Коридор третьего этажа был пуст, хотя из-за угла доносились звуки голосов и смех. Френсис распахнул четвертую дверь справа.
Молодая женщина в приемной как раз накрывала чехлом клавиатуру компьютера.
– Прошу прощения,– промолвила она,– но после…
Харрингтон вновь вскинул автомат, выстрел пришелся секретарше точно в левый висок. Она упала на пол почти бесшумно. Он поднял полиэтиленовый чехол, аккуратно накрыл компьютер, затем схватил Сола за рукав пальто и потащил через пустую приемную в более просторный темный кабинет. Между шторами Сол успел заметить освещенный купол Капитолия.

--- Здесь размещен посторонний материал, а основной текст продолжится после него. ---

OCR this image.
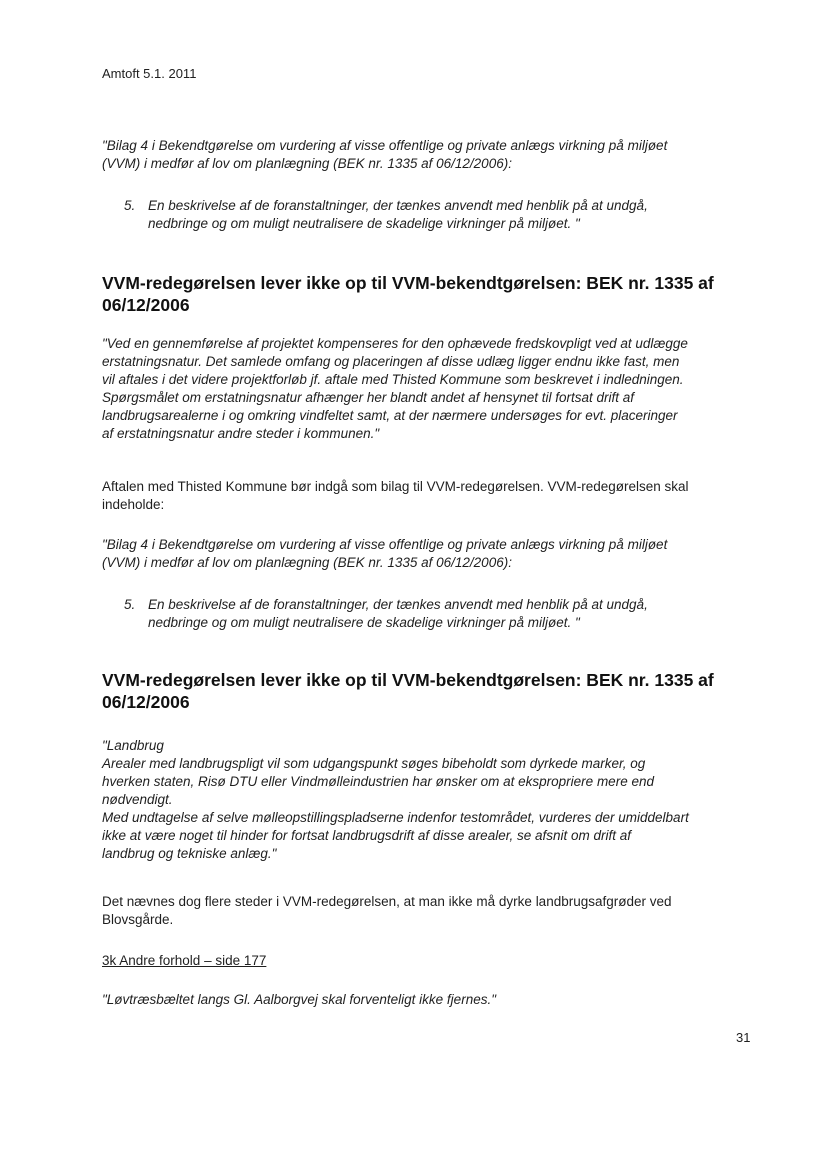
Amtoft 5.1. 2011
"Bilag 4 i Bekendtgørelse om vurdering af visse offentlige og private anlægs virkning på miljøet
(VVM) i medfør af lov om planlægning (BEK nr. 1335 af 06/12/2006):
5. En beskrivelse af de foranstaltninger, der tænkes anvendt med henblik på at undgå,
nedbringe og om muligt neutralisere de skadelige virkninger på miljøet. "
VVM-redegørelsen lever ikke op til VVM-bekendtgørelsen: BEK nr. 1335 af
06/12/2006
"Ved en gennemførelse af projektet kompenseres for den ophævede fredskovpligt ved at udlægge
erstatningsnatur. Det samlede omfang og placeringen af disse udlæg ligger endnu ikke fast, men
vil aftales i det videre projektforløb jf. aftale med Thisted Kommune som beskrevet i indledningen.
Spørgsmålet om erstatningsnatur afhænger her blandt andet af hensynet til fortsat drift af
landbrugsarealerne i og omkring vindfeltet samt, at der nærmere undersøges for evt. placeringer
af erstatningsnatur andre steder i kommunen."
Aftalen med Thisted Kommune bør indgå som bilag til VVM-redegørelsen. VVM-redegørelsen skal
indeholde:
"Bilag 4 i Bekendtgørelse om vurdering af visse offentlige og private anlægs virkning på miljøet
(VVM) i medfør af lov om planlægning (BEK nr. 1335 af 06/12/2006):
5. En beskrivelse af de foranstaltninger, der tænkes anvendt med henblik på at undgå,
nedbringe og om muligt neutralisere de skadelige virkninger på miljøet. "
VVM-redegørelsen lever ikke op til VVM-bekendtgørelsen: BEK nr. 1335 af
06/12/2006
"Landbrug
Arealer med landbrugspligt vil som udgangspunkt søges bibeholdt som dyrkede marker, og
hverken staten, Risø DTU eller Vindmølleindustrien har ønsker om at ekspropriere mere end
nødvendigt.
Med undtagelse af selve mølleopstillingspladserne indenfor testområdet, vurderes der umiddelbart
ikke at være noget til hinder for fortsat landbrugsdrift af disse arealer, se afsnit om drift af
landbrug og tekniske anlæg."
Det nævnes dog flere steder i VVM-redegørelsen, at man ikke må dyrke landbrugsafgrøder ved
Blovsgårde.
3k Andre forhold – side 177
"Løvtræsbæltet langs Gl. Aalborgvej skal forventeligt ikke fjernes."
31
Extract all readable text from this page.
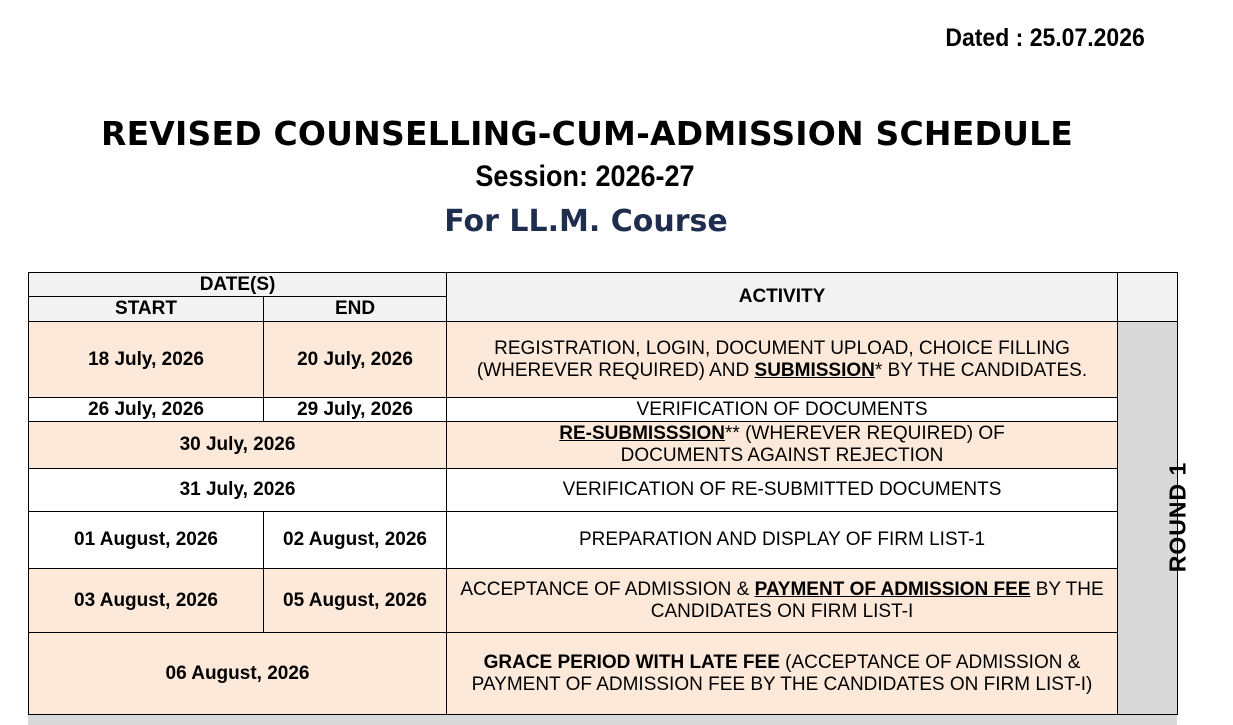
Dated : 25.07.2026
REVISED COUNSELLING-CUM-ADMISSION SCHEDULE
Session: 2026-27
For LL.M. Course
DATE(S)		ACTIVITY	
START	END		
18 July, 2026	20 July, 2026	REGISTRATION, LOGIN, DOCUMENT UPLOAD, CHOICE FILLING (WHEREVER REQUIRED) AND SUBMISSION* BY THE CANDIDATES.	ROUND 1
26 July, 2026	29 July, 2026	VERIFICATION OF DOCUMENTS	
30 July, 2026		RE-SUBMISSSION** (WHEREVER REQUIRED) OF DOCUMENTS AGAINST REJECTION	
31 July, 2026		VERIFICATION OF RE-SUBMITTED DOCUMENTS	
01 August, 2026	02 August, 2026	PREPARATION AND DISPLAY OF FIRM LIST-1	
03 August, 2026	05 August, 2026	ACCEPTANCE OF ADMISSION & PAYMENT OF ADMISSION FEE BY THE CANDIDATES ON FIRM LIST-I	
06 August, 2026		GRACE PERIOD WITH LATE FEE (ACCEPTANCE OF ADMISSION & PAYMENT OF ADMISSION FEE BY THE CANDIDATES ON FIRM LIST-I)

Открыв обитую кожей следующую дверь, Харрингтон вошел в помещение.
– Привет, Траск,– поздоровался он на английском. Сухопарый мужчина, сидевший за столом, с легким удивлением поднял голову, и тут же на них бросился огромный парень в коричневом костюме, отдыхавший на кожаном диване. Френсис дважды выстрелил в телохранителя, наклонился, чтобы рассмотреть маленький пистолет, выпавший из руки парня, и, поднеся ствол к его левому уху, выстрелил в третий раз. Огромное тело дернулось на толстом ковре и затихло.